Menteri Desa, Pembangunan Daerah Tertinggal dan Transmigrasi Indonesia (Mendes PDTT), Eko Putro Sandjojo mengatakan bahwa pihaknya optimistis penyerapan dana desa tahun anggaran 2018 bisa menyentuh 99 persen.
Hal ini, karena penyerapan dana desa dari tahun ke tahun selalu mengalami kenaikan. "Dari sisi penyerapan terus membaik. Tahun 2015 penyerapannya 82 persen. Tahun 2016 (penyerapan) 97 persen. Tahun lalu, 98 persen. Saya yakin tahun ini (penyerapan dana desa) bisa 99 persen lebih," kata Mendes PDTT Eko Putro Sandjojo di Jakarta, Rabu (14/11/2018).
Penyerapan dana desa, kata Menteri Eko, selalu meningkat dari tahun ke tahun dan menunjukkan tata kelola dana desa yang terus membaik.
Kendati demikian, Menteri Eko mengatakan bahwa penggunaan dana desa selalu diaudit dan laporan hasil audit tersebut menjadi syarat pencairan dana desa berikutnya.
Politisi Prtai Kebangkitan Bangsa (PKB) ini mengatakan bahwa audit penggunaan dana desa sangat penting untuk menjaga transparansi dan akuntabilitas.
"Dana desa tahap berikutnya tidak akan bisa cair kalau laporan audit dari tahap sebelumnya belum diterima. Kalau (desa) yang ada kasus atau laporan (audit) belum diterima, tidak bisa kami paksakan (pengucuran dana desa tahap berikutnya), karena akuntabilitas juga penting," ujarnya.
Di sisi lain, Menteri Eko menambahkan, dana desa telah dimanfaatkan dengan baik untuk pembangunan infrastruktur desa-desa di Indonesia diantaranya pembangunan fasilitas air bersih yang mencapai hampir satu juta unit, pembangunan jalan desa dengan total panjang 158.000 kilometer.

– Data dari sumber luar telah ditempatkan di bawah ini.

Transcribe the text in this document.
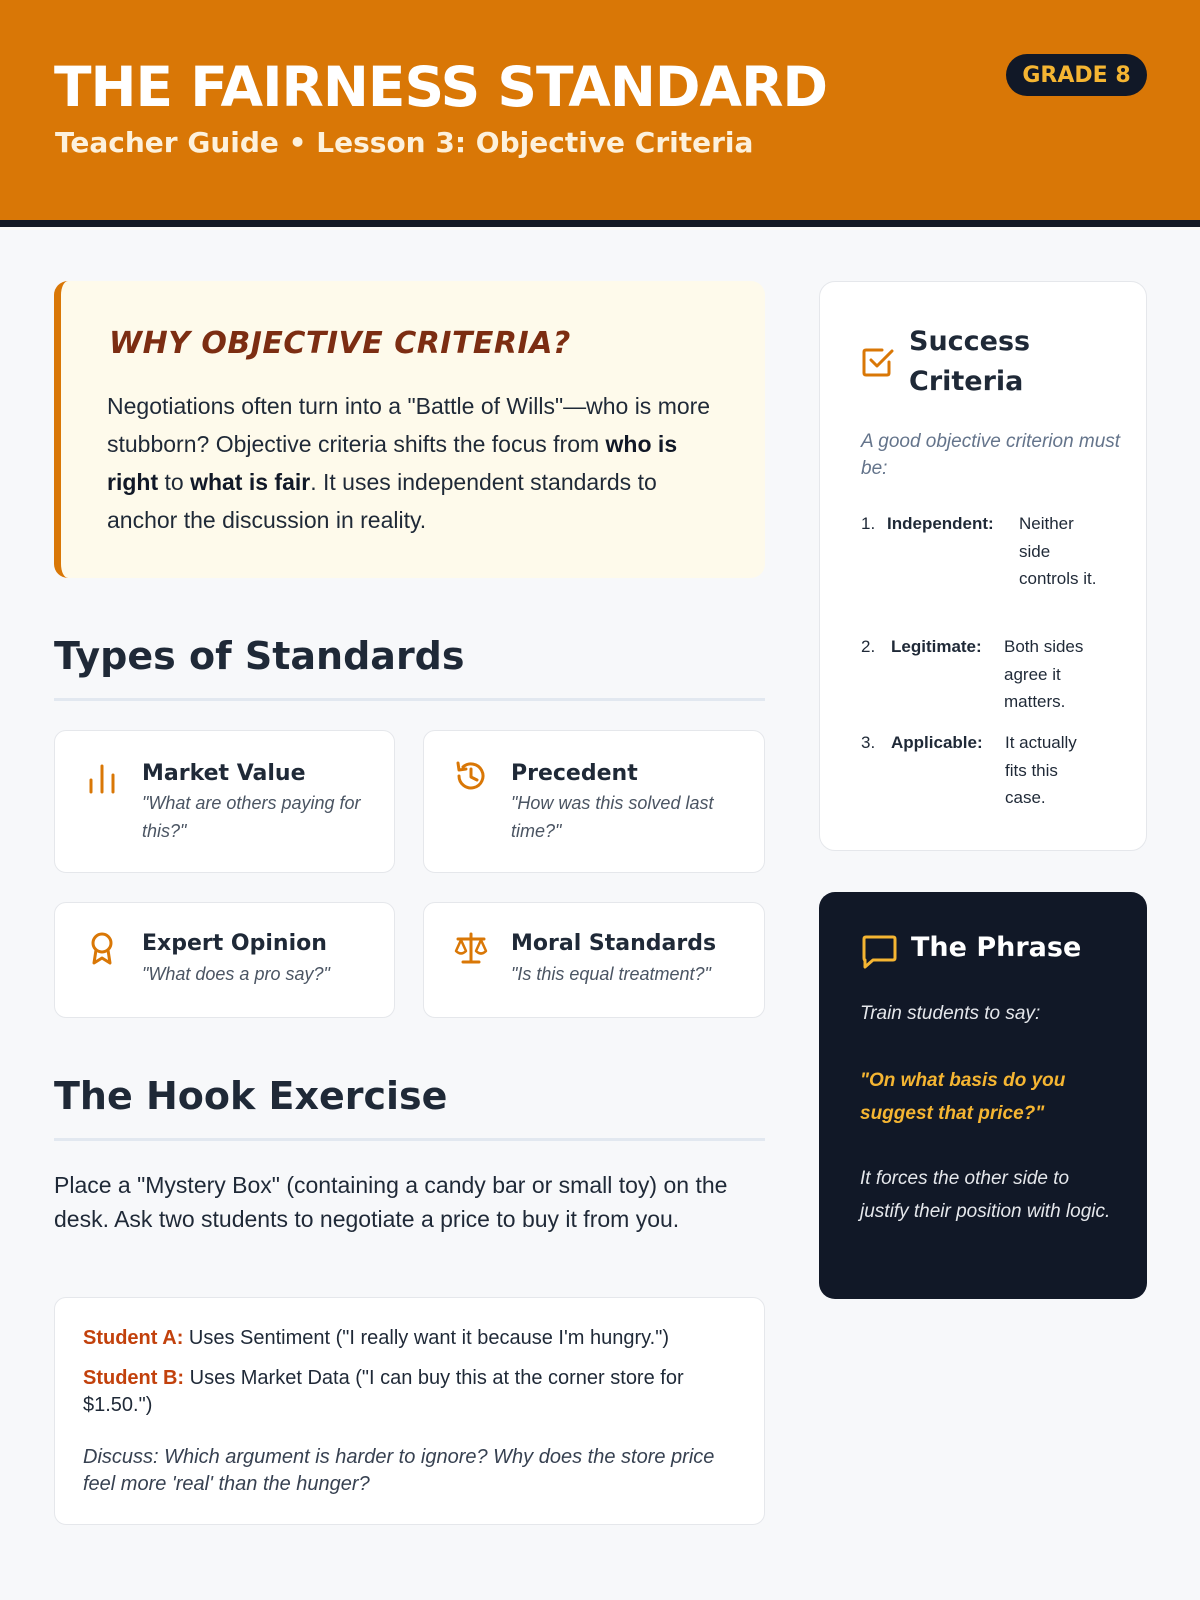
THE FAIRNESS STANDARD
Teacher Guide • Lesson 3: Objective Criteria
GRADE 8
WHY OBJECTIVE CRITERIA?
Negotiations often turn into a "Battle of Wills"—who is more stubborn? Objective criteria shifts the focus from who is right to what is fair. It uses independent standards to anchor the discussion in reality.
Types of Standards
Market Value
"What are others paying for this?"
Precedent
"How was this solved last time?"
Expert Opinion
"What does a pro say?"
Moral Standards
"Is this equal treatment?"
The Hook Exercise
Place a "Mystery Box" (containing a candy bar or small toy) on the desk. Ask two students to negotiate a price to buy it from you.
Student A: Uses Sentiment ("I really want it because I'm hungry.")
Student B: Uses Market Data ("I can buy this at the corner store for $1.50.")
Discuss: Which argument is harder to ignore? Why does the store price feel more 'real' than the hunger?
Success Criteria
A good objective criterion must be:
1. Independent: Neither side controls it.
2. Legitimate: Both sides agree it matters.
3. Applicable: It actually fits this case.
The Phrase
Train students to say:
"On what basis do you suggest that price?"
It forces the other side to justify their position with logic.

Selain itu dana desa juga dimanfaatkan untuk pembangunan sarana pendidikan anak usia dini (PAUD), pasar, juga pembangunan sarana pelayanan kesehatan tingkat desa yakni pondok bersalin desa (polindes) dan pos pelayanan terpadu (posyandu). Pembangunan PAUD, polindes, pasar, posyandu puluhan ribu jumlahnya," tandas Menteri Eko.